ALL DIVINE TRUTH PROFITABLE.*

ACTS 20: 20.-And how I kept back nothing that was profitable unto you.

THESE words are a part of the farewell discourse of Paul, to the elders of the church at Ephesus. In his journey to Jerusalem, he sent for them to Miletus. When they met him there, he appealed to them as to the manner in which he had executed the ministry among them; that he had been with them at all times, serving the Lord with all humility, and with many temptations; that in his preaching he had kept back nothing which was profitable to them, but had declared to them all the counsel of God. Thus by comparing one part of the context with another, we learn that all the counsel of God is profitable and may be preached profitably to the hearers. The counsel of God is the revealed will or truth of God. Therefore our text taken with the context, affords this doctrine :

That all divine truth may be profitably preached to mankind in general.

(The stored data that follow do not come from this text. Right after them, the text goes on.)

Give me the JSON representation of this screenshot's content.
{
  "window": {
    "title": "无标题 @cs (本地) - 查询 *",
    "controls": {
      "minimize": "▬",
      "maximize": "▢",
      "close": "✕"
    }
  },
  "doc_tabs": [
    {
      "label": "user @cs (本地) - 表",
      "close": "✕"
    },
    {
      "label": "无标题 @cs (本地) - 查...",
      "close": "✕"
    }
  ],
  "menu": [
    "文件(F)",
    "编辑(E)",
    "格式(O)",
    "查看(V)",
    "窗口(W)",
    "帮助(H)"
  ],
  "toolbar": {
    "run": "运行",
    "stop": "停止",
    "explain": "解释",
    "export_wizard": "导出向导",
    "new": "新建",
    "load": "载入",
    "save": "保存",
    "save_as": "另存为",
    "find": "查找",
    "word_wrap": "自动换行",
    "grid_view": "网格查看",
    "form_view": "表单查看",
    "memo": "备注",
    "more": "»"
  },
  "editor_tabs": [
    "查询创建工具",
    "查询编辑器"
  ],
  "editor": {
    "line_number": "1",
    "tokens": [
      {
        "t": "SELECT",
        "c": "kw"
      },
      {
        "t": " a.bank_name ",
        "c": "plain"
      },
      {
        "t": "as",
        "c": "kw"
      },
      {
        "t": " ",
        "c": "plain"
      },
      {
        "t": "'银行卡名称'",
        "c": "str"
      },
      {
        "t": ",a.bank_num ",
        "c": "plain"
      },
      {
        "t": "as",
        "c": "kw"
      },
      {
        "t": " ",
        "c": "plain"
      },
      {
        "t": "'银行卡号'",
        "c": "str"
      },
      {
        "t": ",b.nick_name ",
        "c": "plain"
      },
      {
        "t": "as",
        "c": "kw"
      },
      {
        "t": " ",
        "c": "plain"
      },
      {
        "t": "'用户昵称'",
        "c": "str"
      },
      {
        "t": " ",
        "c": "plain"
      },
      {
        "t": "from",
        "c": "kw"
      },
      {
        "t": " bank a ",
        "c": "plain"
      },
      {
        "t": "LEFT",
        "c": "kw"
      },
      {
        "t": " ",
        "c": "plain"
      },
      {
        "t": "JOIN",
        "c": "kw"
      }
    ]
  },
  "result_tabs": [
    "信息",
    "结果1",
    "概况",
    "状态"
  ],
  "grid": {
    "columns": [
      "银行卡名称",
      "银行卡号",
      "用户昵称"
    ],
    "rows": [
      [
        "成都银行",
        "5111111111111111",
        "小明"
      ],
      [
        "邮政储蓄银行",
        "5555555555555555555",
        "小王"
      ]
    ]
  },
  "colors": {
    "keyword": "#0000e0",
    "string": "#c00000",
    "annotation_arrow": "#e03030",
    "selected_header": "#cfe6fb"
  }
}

Doubtless the church at Ephesus was made up chiefly of common men, men of common abilities, and of no more than common literary improvement; and if Paul preached all the counsel of God profitably to them, without doubt the same may be done with like profit to mankind in general, provided they be in like manner disposed to make a profitable use of it. I shall consider this doctrine with regard to several particular divine truths, especially those, which some imagine cannot be profitably preached to people in general.

1. The divine existence and character and the mode of the divine subsistence, so far as it is revealed in scripture. That it is profitable to preach the existence of the one only living and true God, and to preach his attributes of infinite power, knowledge, wisdom, holiness, justice, goodness and truth, it is presu

* Preached at Hamden, Jan. 11, 1792, at the ordination of the Rev. Dan Bradley, to the pastoral charge of the first church in Whitestown, N. Y. Published at New Haven.